I just finished reading Rome: a cultural, visual and personal history. I expected to enjoy it—Robert Hughes is an entertaining writer—but in the end I was studying it like a crime scene investigator.
Hughes has lost it. The astute aphorist has become an unreliable, rambling bore.
I had already read Peter Stothard’s detailed evisceration of Rome. Mary Beard agreed, but cheerfully advised that once Hughes got to the Renaissance, “he is well in command of his material and is on characteristically cracking form.”
But that was way too charitable.
The book is a disgraceful ramble through anything remotely related to the city of Rome, the Roman empire, or Italy past or present.
This would be OK if Hughes wrote with the wicked concision of his art criticism. Instead the pages are full of pointless guidebook gunk—a synopsis of the Aeneid, an outline of the Donation of Constantine, the program of the Sistine Chapel frescos, the plot of La Dolce Vita, …. God help us.
His crankiness, which gives his account of contemporary art such spice, is here just cluelessness.
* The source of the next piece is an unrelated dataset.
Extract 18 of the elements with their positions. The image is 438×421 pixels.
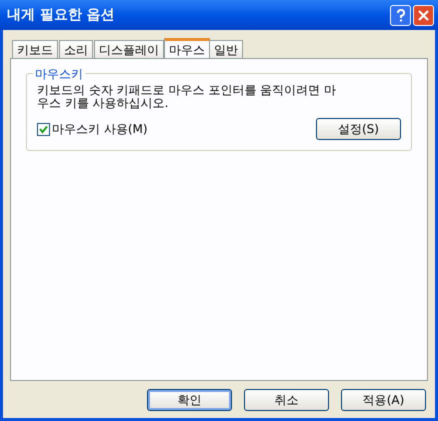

Why in the world does Hughes provide a detailed account of the career of a very minor conceptual artist, Piero Manzoni, who has no connections to the city, but then dismisses Rossellini’s Rome Open City, an indelible representation of the place, with a single word ("classic"). A word that Hughes encases in scare quotes, for reasons also known only to himself.
And some of his other comments are just astonishing: “It is an extremely sexy sculpture, and should be, since its subject is a rape …” Oh really?
Somebody take this guy’s computer away from him.